Dixon was a vital figure at the time, both as an actor on stage and screen, and eventually as a director of television. Between the two, he made two key “blaxploitation” films, the straightforward crime thriller Trouble Man and the still-incendiary The Spook Who Sat By the Door. In some ways, these poles are relevant to the character of Duff, a man whose domestic ambitions require revolutionary instincts. Dixon plays him measured, restrained, with hints in the action that he could explode at any moment, so every beat of silence between him and some territorial white man represents a series of internal decisions we can only guess at. He’s so charismatic it’s no wonder Josie goes for him, and so stubborn it’s no wonder her father can’t stand him. Perhaps boldest of all, especially for a film by a white filmmaker sympathetic to Duff and people in his position, the film shows both how Duff is the victim and perpetrator of his own discontent.

Writer/director/producer Michael Roemer is quick to point out that the script was informed by the deep research he did in the South (where, as a liberal German-accented Jew, he was nearly as unwelcome as the Black residents), but also by his own upbringing in Nazi Germany, watching his father thrown from job to job and town to town due to bigotry that could never be satisfied. The film inherits a lot of its texture and pacing from Italian neorealism, approaching its setting honestly, realistically, and recognizably. One of that movement’s most famous works – Bicycle Thieves – would complement this film well on a double bill for its own perceptiveness in the cycle of suffering they each explore.

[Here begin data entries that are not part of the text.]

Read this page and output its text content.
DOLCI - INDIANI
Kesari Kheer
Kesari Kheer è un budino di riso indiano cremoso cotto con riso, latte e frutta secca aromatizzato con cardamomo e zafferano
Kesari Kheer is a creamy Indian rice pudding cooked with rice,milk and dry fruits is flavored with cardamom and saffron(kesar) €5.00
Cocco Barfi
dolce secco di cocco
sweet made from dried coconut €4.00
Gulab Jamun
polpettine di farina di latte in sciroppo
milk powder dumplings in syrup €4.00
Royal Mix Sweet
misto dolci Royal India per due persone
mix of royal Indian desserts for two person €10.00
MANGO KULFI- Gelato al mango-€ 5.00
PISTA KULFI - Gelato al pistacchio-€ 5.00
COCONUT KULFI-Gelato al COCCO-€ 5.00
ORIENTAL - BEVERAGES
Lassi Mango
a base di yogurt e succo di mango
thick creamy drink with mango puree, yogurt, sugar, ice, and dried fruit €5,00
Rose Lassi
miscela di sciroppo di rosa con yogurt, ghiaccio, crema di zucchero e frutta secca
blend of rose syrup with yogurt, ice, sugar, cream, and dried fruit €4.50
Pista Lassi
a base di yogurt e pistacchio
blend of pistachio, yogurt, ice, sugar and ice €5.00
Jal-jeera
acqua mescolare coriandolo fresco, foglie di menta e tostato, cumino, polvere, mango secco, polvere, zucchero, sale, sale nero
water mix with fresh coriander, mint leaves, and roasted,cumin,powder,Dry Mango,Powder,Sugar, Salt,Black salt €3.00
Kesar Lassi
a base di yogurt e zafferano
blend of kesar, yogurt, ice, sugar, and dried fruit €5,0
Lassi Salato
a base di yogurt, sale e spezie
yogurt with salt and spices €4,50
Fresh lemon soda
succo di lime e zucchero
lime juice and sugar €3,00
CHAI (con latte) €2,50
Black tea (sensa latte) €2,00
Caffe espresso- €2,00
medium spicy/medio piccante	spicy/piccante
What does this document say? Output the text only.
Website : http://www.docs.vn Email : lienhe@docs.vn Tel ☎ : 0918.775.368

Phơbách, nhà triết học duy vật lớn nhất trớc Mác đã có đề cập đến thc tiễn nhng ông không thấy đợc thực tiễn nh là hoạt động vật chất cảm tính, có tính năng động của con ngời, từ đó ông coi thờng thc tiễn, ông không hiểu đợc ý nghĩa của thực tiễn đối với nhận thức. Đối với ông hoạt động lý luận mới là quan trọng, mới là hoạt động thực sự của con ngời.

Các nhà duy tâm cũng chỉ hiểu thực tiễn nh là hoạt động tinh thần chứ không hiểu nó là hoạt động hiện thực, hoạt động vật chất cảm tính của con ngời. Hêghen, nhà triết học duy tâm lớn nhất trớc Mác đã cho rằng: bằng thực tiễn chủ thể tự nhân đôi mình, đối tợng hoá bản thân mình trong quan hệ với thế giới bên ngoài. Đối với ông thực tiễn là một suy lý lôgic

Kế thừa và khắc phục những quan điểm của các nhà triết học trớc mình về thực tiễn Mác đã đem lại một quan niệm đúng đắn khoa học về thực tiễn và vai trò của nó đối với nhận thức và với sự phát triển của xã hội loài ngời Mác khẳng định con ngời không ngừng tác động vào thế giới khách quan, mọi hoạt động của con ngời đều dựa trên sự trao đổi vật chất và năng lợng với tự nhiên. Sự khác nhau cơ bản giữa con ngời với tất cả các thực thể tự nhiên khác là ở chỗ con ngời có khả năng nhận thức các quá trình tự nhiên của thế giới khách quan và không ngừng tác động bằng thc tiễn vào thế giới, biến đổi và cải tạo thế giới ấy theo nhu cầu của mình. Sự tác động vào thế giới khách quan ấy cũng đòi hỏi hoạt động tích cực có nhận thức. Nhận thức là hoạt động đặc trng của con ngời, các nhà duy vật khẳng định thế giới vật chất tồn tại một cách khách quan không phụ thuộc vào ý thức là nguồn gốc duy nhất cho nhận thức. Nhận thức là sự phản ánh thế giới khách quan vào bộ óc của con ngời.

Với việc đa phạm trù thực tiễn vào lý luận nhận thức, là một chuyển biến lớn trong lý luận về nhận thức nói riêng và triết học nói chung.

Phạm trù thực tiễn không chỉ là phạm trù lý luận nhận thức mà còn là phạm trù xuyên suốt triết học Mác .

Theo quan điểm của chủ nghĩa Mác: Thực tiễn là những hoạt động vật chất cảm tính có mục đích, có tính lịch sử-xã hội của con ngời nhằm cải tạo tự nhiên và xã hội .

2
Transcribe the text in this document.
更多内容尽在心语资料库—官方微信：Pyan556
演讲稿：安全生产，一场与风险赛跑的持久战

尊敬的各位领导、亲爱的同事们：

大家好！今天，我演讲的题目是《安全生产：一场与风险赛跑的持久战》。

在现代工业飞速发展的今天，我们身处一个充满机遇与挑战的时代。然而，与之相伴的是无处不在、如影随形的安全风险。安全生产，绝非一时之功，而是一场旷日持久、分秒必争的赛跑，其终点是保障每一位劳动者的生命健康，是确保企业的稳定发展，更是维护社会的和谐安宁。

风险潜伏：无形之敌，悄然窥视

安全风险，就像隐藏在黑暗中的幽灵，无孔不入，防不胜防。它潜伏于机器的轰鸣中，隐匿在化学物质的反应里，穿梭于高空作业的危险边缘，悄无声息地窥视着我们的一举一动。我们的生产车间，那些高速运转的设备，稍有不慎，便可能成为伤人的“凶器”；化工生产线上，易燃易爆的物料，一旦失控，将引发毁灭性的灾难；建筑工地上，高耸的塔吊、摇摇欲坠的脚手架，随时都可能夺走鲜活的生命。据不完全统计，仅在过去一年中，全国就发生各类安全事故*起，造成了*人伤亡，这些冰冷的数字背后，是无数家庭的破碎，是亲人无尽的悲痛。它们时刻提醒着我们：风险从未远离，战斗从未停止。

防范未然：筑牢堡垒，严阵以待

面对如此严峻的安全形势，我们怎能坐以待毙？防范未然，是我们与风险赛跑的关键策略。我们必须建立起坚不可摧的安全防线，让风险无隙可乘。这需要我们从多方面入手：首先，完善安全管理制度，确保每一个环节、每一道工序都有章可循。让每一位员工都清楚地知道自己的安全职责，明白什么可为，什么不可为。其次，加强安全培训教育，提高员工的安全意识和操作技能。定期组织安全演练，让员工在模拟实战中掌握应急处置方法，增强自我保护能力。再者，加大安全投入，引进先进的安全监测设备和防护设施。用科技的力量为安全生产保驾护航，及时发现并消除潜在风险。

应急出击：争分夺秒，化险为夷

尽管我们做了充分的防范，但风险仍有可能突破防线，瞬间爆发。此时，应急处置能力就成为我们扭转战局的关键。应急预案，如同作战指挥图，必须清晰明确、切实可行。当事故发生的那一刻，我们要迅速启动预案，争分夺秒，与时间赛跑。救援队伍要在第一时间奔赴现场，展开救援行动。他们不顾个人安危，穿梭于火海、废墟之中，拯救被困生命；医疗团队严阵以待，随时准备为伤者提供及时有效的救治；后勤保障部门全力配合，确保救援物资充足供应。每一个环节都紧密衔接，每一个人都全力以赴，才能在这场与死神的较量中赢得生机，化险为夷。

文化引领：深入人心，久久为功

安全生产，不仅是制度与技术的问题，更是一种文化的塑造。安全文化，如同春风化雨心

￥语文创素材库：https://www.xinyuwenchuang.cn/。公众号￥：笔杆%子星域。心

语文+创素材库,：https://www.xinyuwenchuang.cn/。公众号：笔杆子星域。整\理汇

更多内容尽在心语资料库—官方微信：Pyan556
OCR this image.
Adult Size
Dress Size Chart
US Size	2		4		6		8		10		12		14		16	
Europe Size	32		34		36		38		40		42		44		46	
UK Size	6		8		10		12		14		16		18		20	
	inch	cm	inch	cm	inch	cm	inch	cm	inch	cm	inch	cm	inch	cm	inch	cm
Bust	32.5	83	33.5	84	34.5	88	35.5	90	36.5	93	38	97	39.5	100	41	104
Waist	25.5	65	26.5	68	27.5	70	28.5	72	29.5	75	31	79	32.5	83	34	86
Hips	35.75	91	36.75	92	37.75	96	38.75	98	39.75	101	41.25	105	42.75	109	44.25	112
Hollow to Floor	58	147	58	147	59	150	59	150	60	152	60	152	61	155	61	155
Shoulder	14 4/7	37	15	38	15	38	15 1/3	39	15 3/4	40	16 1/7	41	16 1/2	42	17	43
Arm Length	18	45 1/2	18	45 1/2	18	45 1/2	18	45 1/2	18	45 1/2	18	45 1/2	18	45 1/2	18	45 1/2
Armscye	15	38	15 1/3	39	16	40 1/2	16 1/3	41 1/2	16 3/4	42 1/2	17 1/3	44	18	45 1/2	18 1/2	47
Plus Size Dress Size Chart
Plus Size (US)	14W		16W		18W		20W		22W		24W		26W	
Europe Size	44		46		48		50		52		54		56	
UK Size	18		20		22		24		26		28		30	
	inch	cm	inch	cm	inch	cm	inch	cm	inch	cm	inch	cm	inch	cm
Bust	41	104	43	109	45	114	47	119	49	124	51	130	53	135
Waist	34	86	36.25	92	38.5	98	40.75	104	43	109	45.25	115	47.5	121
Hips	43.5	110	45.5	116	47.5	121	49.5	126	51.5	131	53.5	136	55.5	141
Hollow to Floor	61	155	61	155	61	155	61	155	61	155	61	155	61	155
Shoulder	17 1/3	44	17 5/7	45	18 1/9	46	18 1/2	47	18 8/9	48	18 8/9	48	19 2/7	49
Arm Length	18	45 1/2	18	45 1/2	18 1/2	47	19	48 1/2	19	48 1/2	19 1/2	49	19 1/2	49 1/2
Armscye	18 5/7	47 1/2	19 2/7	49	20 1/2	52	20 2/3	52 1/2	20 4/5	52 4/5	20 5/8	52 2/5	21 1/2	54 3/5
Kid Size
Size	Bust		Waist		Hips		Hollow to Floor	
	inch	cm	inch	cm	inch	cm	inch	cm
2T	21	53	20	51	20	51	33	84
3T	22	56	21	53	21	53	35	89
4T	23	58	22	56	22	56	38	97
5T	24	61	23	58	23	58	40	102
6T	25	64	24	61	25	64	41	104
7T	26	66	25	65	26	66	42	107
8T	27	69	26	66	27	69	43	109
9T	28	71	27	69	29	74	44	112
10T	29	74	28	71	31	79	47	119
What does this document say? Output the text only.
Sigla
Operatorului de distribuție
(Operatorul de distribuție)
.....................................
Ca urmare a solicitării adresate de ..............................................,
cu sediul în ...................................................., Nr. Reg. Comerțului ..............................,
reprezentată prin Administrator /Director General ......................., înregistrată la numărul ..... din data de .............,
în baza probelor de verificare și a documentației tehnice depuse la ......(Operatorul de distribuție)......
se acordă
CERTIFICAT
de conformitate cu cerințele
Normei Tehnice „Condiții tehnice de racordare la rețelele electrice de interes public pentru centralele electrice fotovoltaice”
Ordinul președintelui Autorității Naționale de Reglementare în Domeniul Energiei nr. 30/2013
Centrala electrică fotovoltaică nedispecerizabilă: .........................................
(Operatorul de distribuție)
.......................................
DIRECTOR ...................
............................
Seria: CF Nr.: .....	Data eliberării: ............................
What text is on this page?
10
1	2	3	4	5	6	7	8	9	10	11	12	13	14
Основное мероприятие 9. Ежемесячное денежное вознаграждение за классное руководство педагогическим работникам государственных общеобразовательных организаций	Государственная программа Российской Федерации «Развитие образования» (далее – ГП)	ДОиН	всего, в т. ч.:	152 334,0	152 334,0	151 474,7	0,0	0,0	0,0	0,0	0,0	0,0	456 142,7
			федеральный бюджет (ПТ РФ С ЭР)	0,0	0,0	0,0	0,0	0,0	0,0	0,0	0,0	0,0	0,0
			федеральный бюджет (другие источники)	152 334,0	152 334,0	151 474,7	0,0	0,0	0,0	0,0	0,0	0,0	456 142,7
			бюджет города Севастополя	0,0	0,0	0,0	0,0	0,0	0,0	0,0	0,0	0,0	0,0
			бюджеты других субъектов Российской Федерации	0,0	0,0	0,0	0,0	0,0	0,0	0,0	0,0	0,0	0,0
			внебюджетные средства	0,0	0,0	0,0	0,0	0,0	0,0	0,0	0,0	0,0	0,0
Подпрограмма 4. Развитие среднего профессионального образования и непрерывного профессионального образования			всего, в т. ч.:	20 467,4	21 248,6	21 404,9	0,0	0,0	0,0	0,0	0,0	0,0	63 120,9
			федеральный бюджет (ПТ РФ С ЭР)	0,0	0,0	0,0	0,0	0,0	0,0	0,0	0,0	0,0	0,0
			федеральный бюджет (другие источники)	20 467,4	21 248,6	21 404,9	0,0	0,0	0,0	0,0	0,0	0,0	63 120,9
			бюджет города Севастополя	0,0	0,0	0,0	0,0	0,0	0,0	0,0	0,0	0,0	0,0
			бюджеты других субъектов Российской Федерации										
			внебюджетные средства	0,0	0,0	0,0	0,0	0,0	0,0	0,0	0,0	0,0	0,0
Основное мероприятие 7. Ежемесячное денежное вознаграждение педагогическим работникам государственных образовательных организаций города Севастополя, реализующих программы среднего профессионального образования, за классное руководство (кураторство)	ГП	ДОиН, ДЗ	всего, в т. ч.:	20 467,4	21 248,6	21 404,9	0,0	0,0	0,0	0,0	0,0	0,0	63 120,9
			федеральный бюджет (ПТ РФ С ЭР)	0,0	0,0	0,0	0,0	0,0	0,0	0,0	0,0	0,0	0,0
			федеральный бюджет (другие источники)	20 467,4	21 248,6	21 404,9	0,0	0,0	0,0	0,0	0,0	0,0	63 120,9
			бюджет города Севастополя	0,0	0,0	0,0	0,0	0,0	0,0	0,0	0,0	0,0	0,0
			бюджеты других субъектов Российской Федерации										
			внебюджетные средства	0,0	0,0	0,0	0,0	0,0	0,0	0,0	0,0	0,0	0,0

As with Roemer’s The Plot Against Harry, Nothing but a Man went through a period of unavailability following its debut in the mid-1960s until a revival in the 1990s, again falling a bit out of circulation before being brought back to life today. The Plot Against Harry enjoyed popular runs in art-house theaters last year, and one imagines a digital version forthcoming, while Nothing but a Man is making its Blu-ray debut thanks to The Criterion Collection. The high-definition image, struck from the original camera negative and restored in 4K, looks spectacular, virtually free of any obvious damage, scratches, or wear. It exhibits strong contrast, and even small patterns of clothing, fabric, wood, and dust come through cleanly with no compression artifacts, banding, or anything of the sort.

Supplements are few but really engaging, beginning with a brand-new interview with Roemer, who, at 96, is sharply engaging in recollecting his career, how he got to Nothing but a Man, and where it took him. He’s self-deprecating and lively, while also humbly reflective on how the culture has changed, and why he would probably hesitate to make a film about the Black experience today. Next up are a pair of features with interviews filmed in 2004, presumably for an older DVD release, though they are credited to Criterion so I’m not sure of the lineage. Nevertheless, getting to hear from cowriter, cinematographer, and producer Robert M. Young, as well as actors Dixon, Lincoln, and Harris, while they were all still alive, is a genuine pleasure, with all noting how unusual and exceptional the experience of making the film was. The release is capped off with a sharp and comprehensive essay by critic Gene Seymour, presented in a foldout insert.

I confess I had either never heard of or forgotten about Nothing but a Man before Criterion announced it, but it’s representative of the important work they do spotlighting undersung and underrepresented classics in the vast scope of film history. Their release is more than satisfactory in drawing together available resources to help bolster its place within the canon, and is easy to recommend.